Courrier Cadres – Etait-il urgent de se préoccuper de la QVCT au sein de la RATP ?
Nathalie Ponzévéra – Ce n’était pas urgent, mais c’était important de prendre le sujet au sérieux. Lorsque Jean Castex s’est déplacé pour rencontrer le personnel sur le terrain, il a pris conscience de l’émergence de nouveaux besoins, comme celui d’avoir un meilleur équilibre entre vie personnelle et professionnelle. C’est l’un des leviers majeurs de cet accord. Les deux autres piliers clés sont l’émancipation des collaborateurs et la création d’un environnement de travail sécurisant et agréable pour tous. En réalité, nous avions déjà de nombreuses mesures en faveur de la QVCT, mais elles n’étaient pas suffisamment mises en valeur, ni déployées sur le terrain. Les managers, premier relais avec les équipes, n’en avaient pas assez connaissance. L’enjeu est de renforcer la visibilité des mesures existantes et d’en développer de nouvelles.
CC – Concrètement, que prévoient les trois piliers de cet accord pour les salariés ?
NP – Les mesures sont nombreuses. Parmi les plus importantes, nous avons commencé à tester la semaine de 4 jours avec 170 salariés volontaires. Ce choix n’est pas une réponse à la déclaration de Gabriel Attal sur le sujet, car nous y travaillons depuis juin 2023. Fin janvier dernier, nous avions déjà lancé cette expérimentation auprès de cet échantillon d’agents. Nous tirerons un premier bilan au cours de l’été 2024, avant de déployer cette mesure à plus grande échelle si elle fonctionne. Nous allons proposer par ailleurs, plus de places en crèches pour certains salariés parents. Leurs horaires décalés posent fréquemment problème pour la garde de leurs enfants. Nous comptons étendre notre offre de logements pour les collaborateurs vivant loin de leur lieu de travail pour des raisons financières. Nous en avions mis 560 à disposition en 2023, nous voulons en avoir 860 en 2024 et 1200 en 2025 afin de réduire leur éloignement géographique. Nous allons rénover de nombreux locaux dans les stations pour améliorer le confort des vestiaires, des sanitaires ou encore des salles de pause des agents. Enfin, nous souhaitons baisser le nombre de réunions, très chronophages dans l’emploi du temps des cadres du groupe, afin qu’ils disposent d’une demi-journée par semaine pour se concentrer sur des sujets de fond.
CC – Le manager va jouer un rôle clef dans cet accord, n’est-ce pas ?
NP – Tout à fait.

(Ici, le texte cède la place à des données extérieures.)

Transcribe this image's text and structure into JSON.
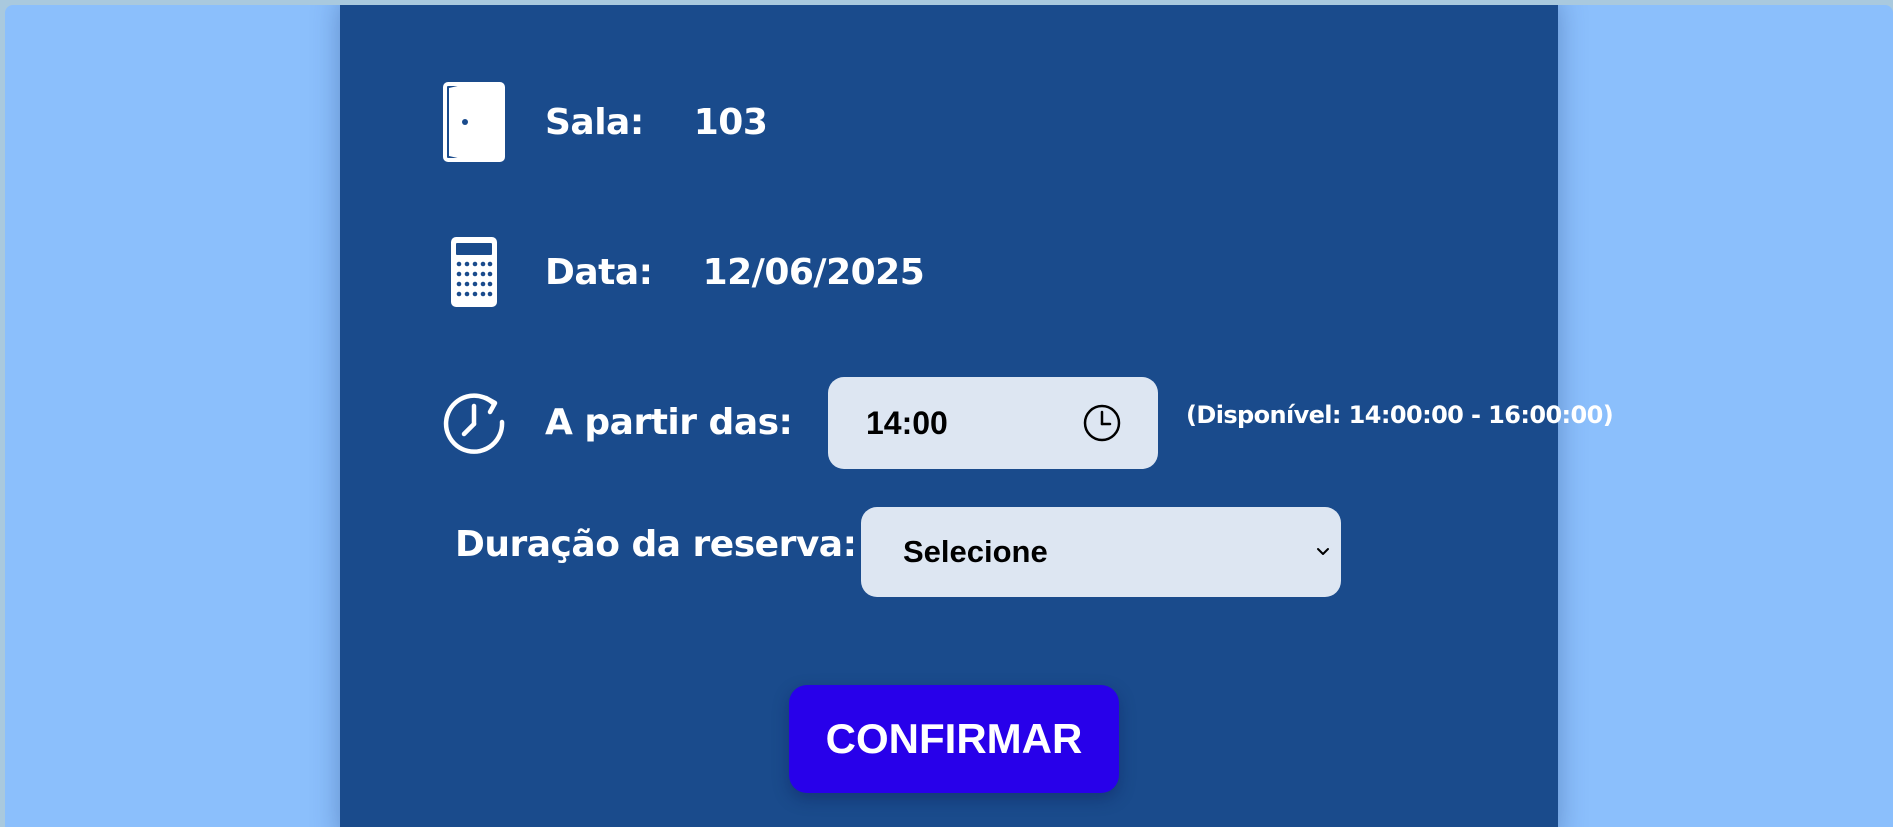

Nous voulons remettre le manager au cœur des équipes afin que celles-ci soient mieux accompagnées dans leur quotidien professionnel. Cela passera notamment par l’instauration d’une relation de confiance et d’un dialogue de qualité (feedbacks, entretiens individuels) afin de faire remonter régulièrement les problèmes rencontrés sur le terrain et de mettre en place un plan d’action d’améliorations. Les managers, eux aussi, seront accompagnés sur des questions importantes comme la sécurité au travail. Nous espérons que cela sera source d’engagement et de motivation au sein des équipes. En cascade, cela devrait réduire le taux d’absentéisme. Nous voulons redonner du sens au travail de nos managers et collaborateurs afin de les fidéliser. Mais aussi, servir l’attractivité du groupe…
Des besoins de recrutement renforcés pour les JO
Ces mesures tombent à pic, à quelques mois des Jeux olympiques et paralympiques de Paris (JOP 2024). Le renfort d’offres de transports (+15 % par rapport à un mois d’août habituel) prévu pendant cette période de forte affluence va inévitablement entraîner la nécessité de recruter. La RATP prévoit ainsi d’intégrer 5 300 nouveaux collaborateurs en Île-de-France en 2024, dont près de 900 spécialement pour les JOP 2024 afin « d’assurer un service exceptionnel » pendant cet évènement mondial, précise la RATP.